The rights and wrongs

China attacks America’s human rights record

The rights and wrongs

Guantanamo: a double standard?

According to Sun Tzu, the doyen of military thinkers, you should “attack where your opponent is unprepared, appear where you are not expected.” This strategy was given a new twist recently when China appeared where few expected: attacking America’s human rights record.

“We urge the US side to reflect on its own human rights problem,” a Chinese foreign ministry spokesperson said last week.

The Chinese government gets very irate whenever the Americans criticise its own record. Indeed, its officials were pleased that Hillary Clinton kept quiet on the subject during her state visit. But tempers frayed on February 25 when the US released the ‘Human Rights Country Reports’.

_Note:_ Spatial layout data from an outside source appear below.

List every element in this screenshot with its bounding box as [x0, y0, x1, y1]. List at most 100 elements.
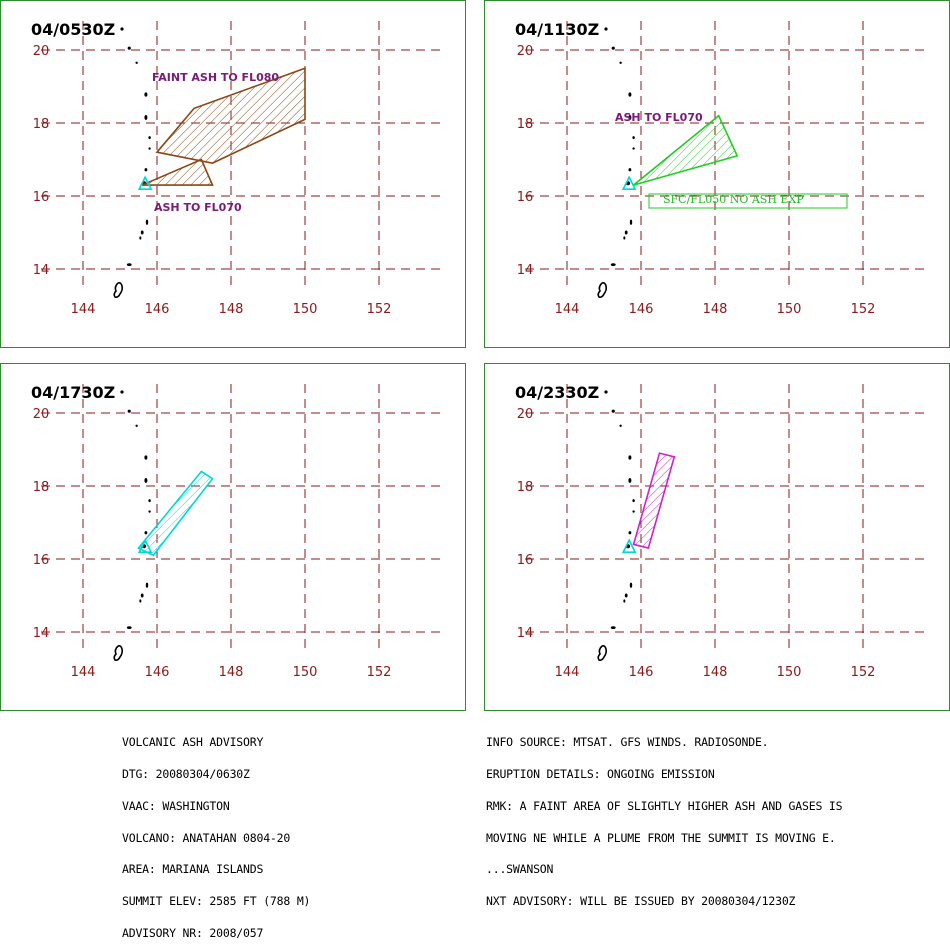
island-dot	[628, 455, 632, 460]
lat-tick-label: 16	[33, 190, 50, 205]
island-dot	[619, 424, 622, 427]
island-dot	[140, 230, 144, 235]
volcano-marker	[621, 175, 637, 191]
lat-tick-label: 20	[517, 44, 534, 59]
island-dot	[629, 582, 633, 588]
island-dot	[604, 27, 608, 31]
lon-tick-label: 144	[555, 665, 580, 680]
advisory-left-line: AREA: MARIANA ISLANDS	[122, 862, 264, 877]
island-dot	[611, 409, 615, 413]
lat-tick-label: 18	[33, 117, 50, 132]
lat-tick-label: 16	[517, 553, 534, 568]
advisory-right-line: INFO SOURCE: MTSAT. GFS WINDS. RADIOSOND…	[486, 735, 769, 750]
panel-title: 04/1730Z	[31, 383, 115, 402]
advisory-right-line: MOVING NE WHILE A PLUME FROM THE SUMMIT …	[486, 830, 836, 845]
island-dot	[127, 409, 131, 413]
lat-tick-label: 16	[517, 190, 534, 205]
advisory-left-line: ADVISORY NR: 2008/057	[122, 925, 264, 940]
lon-tick-label: 148	[219, 665, 244, 680]
lon-tick-label: 148	[703, 302, 728, 317]
lat-tick-label: 14	[517, 626, 534, 641]
island-dot	[628, 115, 632, 121]
lon-tick-label: 144	[71, 302, 96, 317]
island-dot	[628, 168, 632, 172]
island-dot	[145, 219, 149, 225]
advisory-right-line: NXT ADVISORY: WILL BE ISSUED BY 20080304…	[486, 894, 796, 909]
island-dot	[148, 147, 151, 150]
island-dot	[126, 626, 132, 630]
island-dot	[628, 531, 632, 535]
advisory-left-line: DTG: 20080304/0630Z	[122, 766, 250, 781]
lon-tick-label: 150	[777, 665, 802, 680]
island-dot	[144, 168, 148, 172]
map-panel-1: 144 146 148 150 152 14 16 18 20 04/0530Z FAINT ASH…	[0, 0, 466, 348]
island-dot	[126, 263, 132, 267]
volcano-marker	[137, 538, 153, 554]
map-svg-1: 144 146 148 150 152 14 16 18 20 04/0530Z FAINT ASH…	[31, 20, 441, 317]
advisory-right-line: RMK: A FAINT AREA OF SLIGHTLY HIGHER ASH…	[486, 798, 843, 813]
sfc-label-box	[648, 193, 848, 209]
ash-area-polygon	[141, 158, 214, 186]
lon-tick-label: 148	[219, 302, 244, 317]
island-dot	[632, 510, 635, 513]
volcano-marker	[621, 538, 637, 554]
island-dot	[135, 61, 138, 64]
island-dot	[144, 115, 148, 121]
ash-area-polygon	[137, 470, 214, 557]
island-dot	[148, 136, 151, 140]
map-grid	[41, 384, 441, 654]
island-dot	[632, 499, 635, 503]
island-dot	[144, 478, 148, 484]
lon-tick-label: 146	[145, 302, 170, 317]
ash-area-label: SFC/FL050 NO ASH EXP	[663, 193, 804, 206]
lat-tick-label: 18	[517, 480, 534, 495]
lon-tick-label: 146	[629, 665, 654, 680]
lat-tick-label: 20	[33, 407, 50, 422]
advisory-right-line: ...SWANSON	[486, 862, 554, 877]
island-dot	[148, 499, 151, 503]
island-dot	[628, 92, 632, 97]
panel-title: 04/1130Z	[515, 20, 599, 39]
island-dot	[120, 27, 124, 31]
lat-tick-label: 20	[33, 44, 50, 59]
advisory-left-line: VOLCANIC ASH ADVISORY	[122, 735, 264, 750]
island-dot	[628, 478, 632, 484]
advisory-left-line: VOLCANO: ANATAHAN 0804-20	[122, 830, 291, 845]
advisory-left-block: VOLCANIC ASH ADVISORY DTG: 20080304/0630…	[122, 716, 310, 949]
island-dot	[139, 236, 142, 240]
guam-island	[113, 645, 124, 661]
island-dot	[127, 46, 131, 50]
panel-title: 04/2330Z	[515, 383, 599, 402]
island-dot	[610, 263, 616, 267]
lon-tick-label: 152	[367, 665, 392, 680]
lon-tick-label: 150	[293, 665, 318, 680]
island-dot	[632, 147, 635, 150]
lon-tick-label: 144	[71, 665, 96, 680]
lon-tick-label: 152	[851, 302, 876, 317]
map-svg-2: 144 146 148 150 152 14 16 18 20 04/1130Z ASH TO FL…	[515, 20, 925, 317]
advisory-right-line: ERUPTION DETAILS: ONGOING EMISSION	[486, 766, 715, 781]
lat-tick-label: 16	[33, 553, 50, 568]
island-dot	[145, 582, 149, 588]
lat-tick-label: 14	[33, 626, 50, 641]
volcano-marker	[137, 175, 153, 191]
island-dot	[140, 593, 144, 598]
lat-tick-label: 20	[517, 407, 534, 422]
lat-tick-label: 18	[517, 117, 534, 132]
advisory-left-line: SUMMIT ELEV: 2585 FT (788 M)	[122, 894, 311, 909]
island-dot	[611, 46, 615, 50]
island-dot	[629, 219, 633, 225]
ash-area-polygon	[155, 67, 306, 164]
ash-area-label: ASH TO FL070	[615, 111, 703, 124]
lat-tick-label: 14	[517, 263, 534, 278]
island-dot	[619, 61, 622, 64]
ash-area-label: FAINT ASH TO FL080	[152, 71, 279, 84]
island-dot	[624, 230, 628, 235]
lon-tick-label: 146	[629, 302, 654, 317]
island-dot	[135, 424, 138, 427]
ash-area-polygon	[633, 114, 739, 186]
island-dot	[604, 390, 608, 394]
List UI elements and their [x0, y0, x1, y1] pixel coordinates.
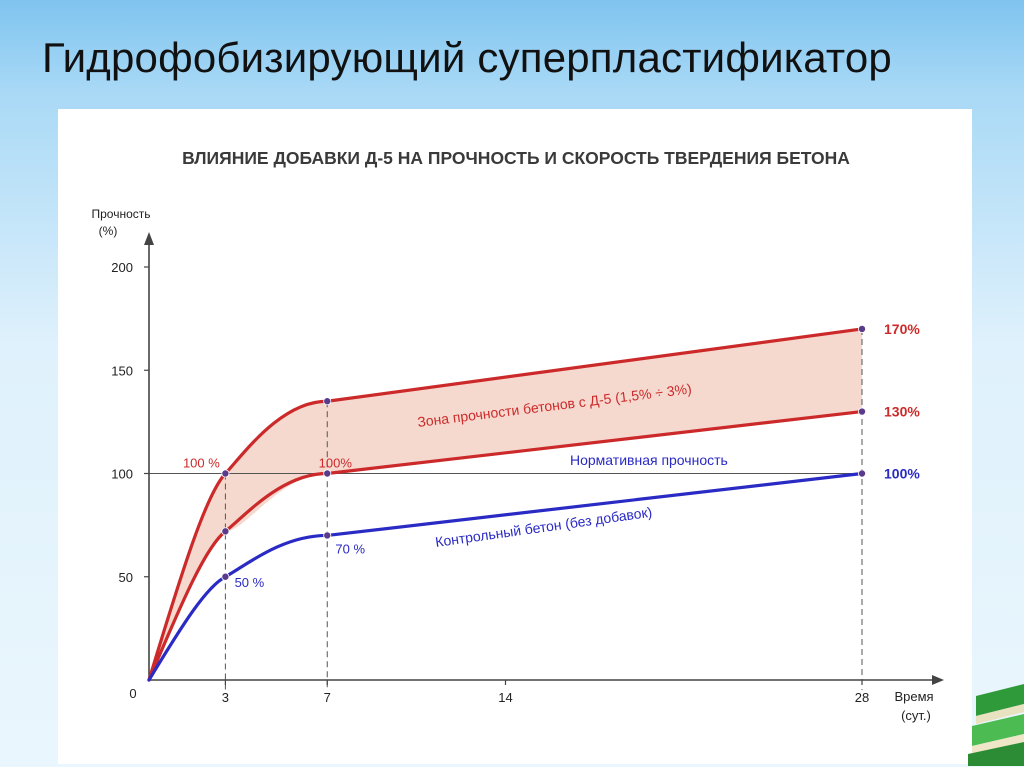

These appear annually and assess human rights’ abuses across the globe. They draw an inflammatory response from China most years, but this time Beijing went a step further. To coincide with its release, the Information Office of the State Council had prepared its own report: ‘The Human Rights Record of the United States in 2008’. This was also published – across three pages – in the China Daily, the objective being to point out “the widespread human rights abuses on America’s own territory.”

Headlined ‘US, get your own house in order’, the document is mostly sourced from American newspapers; for example, quoting Washington Post (September 16, 2008) reports that one murder is committed in the US every 31 minutes, a rape every 5.8 minutes and a burglary every 14.5 seconds. Also mentioned is a Post statistic that the US has 2.3 million criminals behind bars, “more than any other nation in the world”. The overall impression one gains from reading the document is that the US has a lot of social problems, including an economy suffering from healthcare failings, growing income inequality and the rising cost of a college education.

Then again, all of these issues were raised as pressing concerns by Americans themselves during the last presidential election. Whether a convincing case is made that the US government is abusing its citizens’ human rights is less clear.

However, there is one human rights charge in the report that does bear thinking about: “The war in Iraq has led to the death of more than a million civilians, and made the same number homeless.”

It might be possible to dispute the exact numbers, but they are unquestionably large. So perhaps it is not without some grounds that the State Council’s document accuses the US of “double standards” in lecturing other countries about human rights, given its own track record in Iraq and at its interrogation facility in Guantanamo.